The very charter of painting depends upon its not giving us charts.

And if with us a long poem be a contradiction in terms, a full picture is with them as self-condemnatory a production. From the contemplation of such works of art as we call finished, one is apt, after he has once appreciated Far Eastern taste, to rise with an unpleasant feeling of satiety, as if he has eaten too much at the feast.

Their paintings, by comparison, we call sketches. Is not our would-be slight unwittingly the reverse? Is not a sketch, after all, fuller of meaning, to one who knows how to read it, than a finished affair, which is very apt to end with itself, barren of fruit?

Does not one's own imagination elude one's power to portray it? Is it not forever flitting will-o'-the-wisp-like ahead of us just beyond exact definition? For the soul of art lies in what art can suggest, and nothing is half so suggestive as the half expressed, not even a double entente. To hint a great deal by displaying a little is more vital to effect than the cleverest representation of the whole.

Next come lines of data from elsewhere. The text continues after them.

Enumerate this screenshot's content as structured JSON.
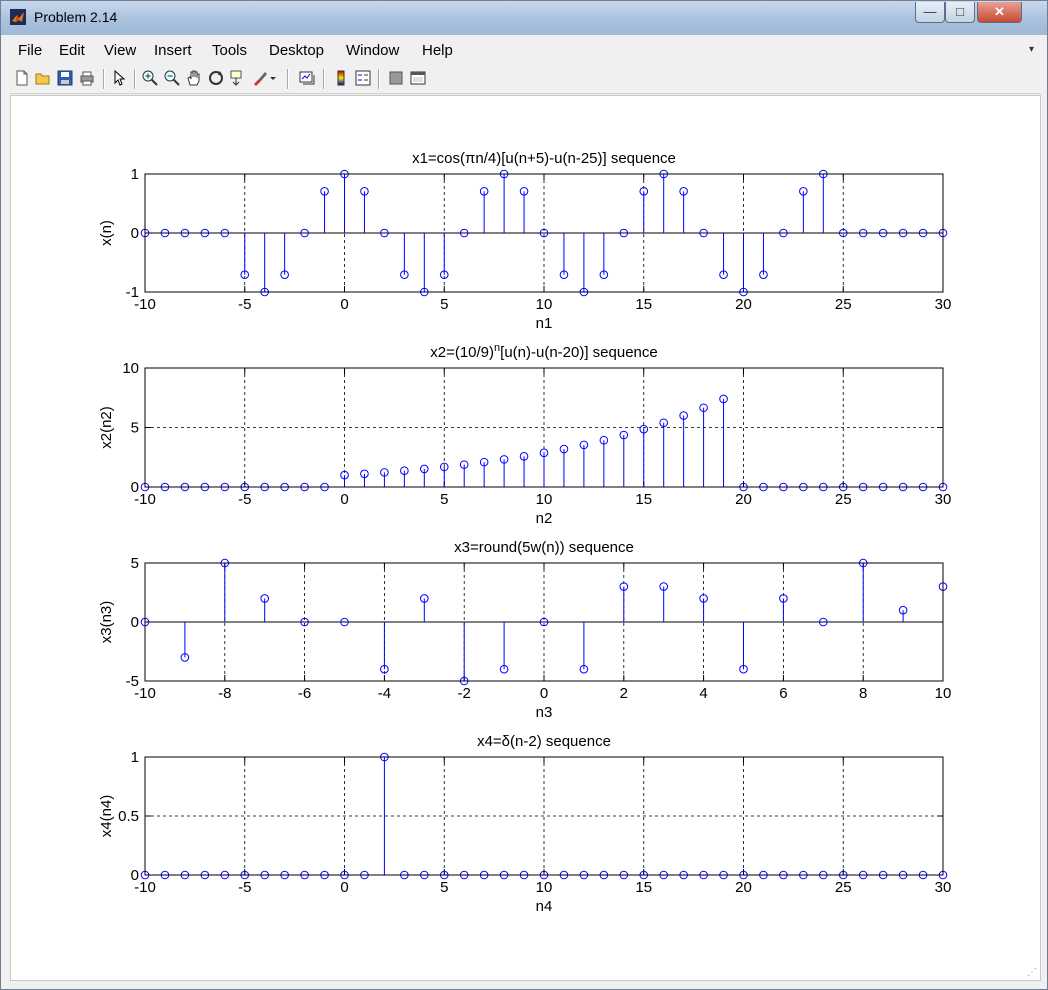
{
  "window": {
    "title": "Problem 2.14",
    "minimize_glyph": "—",
    "maximize_glyph": "□",
    "close_glyph": "✕"
  },
  "menu": {
    "items": [
      "File",
      "Edit",
      "View",
      "Insert",
      "Tools",
      "Desktop",
      "Window",
      "Help"
    ],
    "overflow_glyph": "▾"
  },
  "toolbar": {
    "icons": [
      "new-figure-icon",
      "open-file-icon",
      "save-icon",
      "print-icon",
      "edit-plot-arrow-icon",
      "zoom-in-icon",
      "zoom-out-icon",
      "pan-hand-icon",
      "rotate-3d-icon",
      "data-cursor-icon",
      "brush-icon",
      "brush-dropdown-icon",
      "link-plot-icon",
      "insert-colorbar-icon",
      "insert-legend-icon",
      "hide-plot-tools-icon",
      "show-plot-tools-icon"
    ]
  },
  "colors": {
    "stem": "#0000ff",
    "axes": "#000000",
    "grid": "#000000",
    "figure_bg": "#ffffff",
    "window_chrome": "#f0f0f0"
  },
  "chart_data": [
    {
      "type": "stem",
      "title": "x1=cos(πn/4)[u(n+5)-u(n-25)] sequence",
      "xlabel": "n1",
      "ylabel": "x(n)",
      "xlim": [
        -10,
        30
      ],
      "ylim": [
        -1,
        1
      ],
      "xticks": [
        -10,
        -5,
        0,
        5,
        10,
        15,
        20,
        25,
        30
      ],
      "yticks": [
        -1,
        0,
        1
      ],
      "grid": true,
      "x": [
        -10,
        -9,
        -8,
        -7,
        -6,
        -5,
        -4,
        -3,
        -2,
        -1,
        0,
        1,
        2,
        3,
        4,
        5,
        6,
        7,
        8,
        9,
        10,
        11,
        12,
        13,
        14,
        15,
        16,
        17,
        18,
        19,
        20,
        21,
        22,
        23,
        24,
        25,
        26,
        27,
        28,
        29,
        30
      ],
      "values": [
        0,
        0,
        0,
        0,
        0,
        -0.707,
        -1,
        -0.707,
        0,
        0.707,
        1,
        0.707,
        0,
        -0.707,
        -1,
        -0.707,
        0,
        0.707,
        1,
        0.707,
        0,
        -0.707,
        -1,
        -0.707,
        0,
        0.707,
        1,
        0.707,
        0,
        -0.707,
        -1,
        -0.707,
        0,
        0.707,
        1,
        0,
        0,
        0,
        0,
        0,
        0
      ]
    },
    {
      "type": "stem",
      "title": "x2=(10/9)",
      "title_superscript": "n",
      "title_suffix": "[u(n)-u(n-20)] sequence",
      "xlabel": "n2",
      "ylabel": "x2(n2)",
      "xlim": [
        -10,
        30
      ],
      "ylim": [
        0,
        10
      ],
      "xticks": [
        -10,
        -5,
        0,
        5,
        10,
        15,
        20,
        25,
        30
      ],
      "yticks": [
        0,
        5,
        10
      ],
      "grid": true,
      "x": [
        -10,
        -9,
        -8,
        -7,
        -6,
        -5,
        -4,
        -3,
        -2,
        -1,
        0,
        1,
        2,
        3,
        4,
        5,
        6,
        7,
        8,
        9,
        10,
        11,
        12,
        13,
        14,
        15,
        16,
        17,
        18,
        19,
        20,
        21,
        22,
        23,
        24,
        25,
        26,
        27,
        28,
        29,
        30
      ],
      "values": [
        0,
        0,
        0,
        0,
        0,
        0,
        0,
        0,
        0,
        0,
        1,
        1.11,
        1.23,
        1.37,
        1.52,
        1.69,
        1.88,
        2.09,
        2.32,
        2.58,
        2.87,
        3.19,
        3.54,
        3.93,
        4.37,
        4.86,
        5.4,
        6.0,
        6.66,
        7.4,
        0,
        0,
        0,
        0,
        0,
        0,
        0,
        0,
        0,
        0,
        0
      ]
    },
    {
      "type": "stem",
      "title": "x3=round(5w(n)) sequence",
      "xlabel": "n3",
      "ylabel": "x3(n3)",
      "xlim": [
        -10,
        10
      ],
      "ylim": [
        -5,
        5
      ],
      "xticks": [
        -10,
        -8,
        -6,
        -4,
        -2,
        0,
        2,
        4,
        6,
        8,
        10
      ],
      "yticks": [
        -5,
        0,
        5
      ],
      "grid": true,
      "x": [
        -10,
        -9,
        -8,
        -7,
        -6,
        -5,
        -4,
        -3,
        -2,
        -1,
        0,
        1,
        2,
        3,
        4,
        5,
        6,
        7,
        8,
        9,
        10
      ],
      "values": [
        0,
        -3,
        5,
        2,
        0,
        0,
        -4,
        2,
        -5,
        -4,
        0,
        -4,
        3,
        3,
        2,
        -4,
        2,
        0,
        5,
        1,
        3
      ]
    },
    {
      "type": "stem",
      "title": "x4=δ(n-2) sequence",
      "xlabel": "n4",
      "ylabel": "x4(n4)",
      "xlim": [
        -10,
        30
      ],
      "ylim": [
        0,
        1
      ],
      "xticks": [
        -10,
        -5,
        0,
        5,
        10,
        15,
        20,
        25,
        30
      ],
      "yticks": [
        0,
        0.5,
        1
      ],
      "grid": true,
      "x": [
        -10,
        -9,
        -8,
        -7,
        -6,
        -5,
        -4,
        -3,
        -2,
        -1,
        0,
        1,
        2,
        3,
        4,
        5,
        6,
        7,
        8,
        9,
        10,
        11,
        12,
        13,
        14,
        15,
        16,
        17,
        18,
        19,
        20,
        21,
        22,
        23,
        24,
        25,
        26,
        27,
        28,
        29,
        30
      ],
      "values": [
        0,
        0,
        0,
        0,
        0,
        0,
        0,
        0,
        0,
        0,
        0,
        0,
        1,
        0,
        0,
        0,
        0,
        0,
        0,
        0,
        0,
        0,
        0,
        0,
        0,
        0,
        0,
        0,
        0,
        0,
        0,
        0,
        0,
        0,
        0,
        0,
        0,
        0,
        0,
        0,
        0
      ]
    }
  ]
}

The art of partially revealing is more telling, even, than the ars celare artem. Who has not suspected through a veil a fairer face than veil ever hid? Who has not been delightedly duped by the semi-disclosures of a dress? The principle is just as true in any one branch of art as it is of the attempted developments by one of the suggestions of another. Yet who but has thus felt its force?

Who has not had a shock of day-dream desecration on chancing upon an illustrated edition of some book whose story he had lain to heart?

Portraits of people, pictures of places, he does not know, and yet which purport to be his! And I venture to believe that to more than one of us the exquisite pathos of the Bride of Lammermoor is gone when Lucia warbles her woes, be it never so entrancingly, to an admiring house. It almost seems as if the garish publicity of using her name for operatic title were a special intervention of the Muse, that we might the less connect song with story,--two sensations that, like two lights, destroy one another by mutual interference.

Against this preference shown the sketch it may be urged that to appreciate such suggestions presupposes as much art in the public as in the painter. But the ability to appreciate a thing when expressed is but half that necessary to express it. Some understanding must exist in the observer for any work to be intelligible. It is only a question of degree. The greater the art-sense in the person addressed, the more had better be left to it.

Now in Japan the public is singularly artistic. In fact, the artistic appreciation of the masses there is something astonishing to us, accustomed to our immense intellectual differences between man and man. Sketches are thus peculiarly fitting to such a land.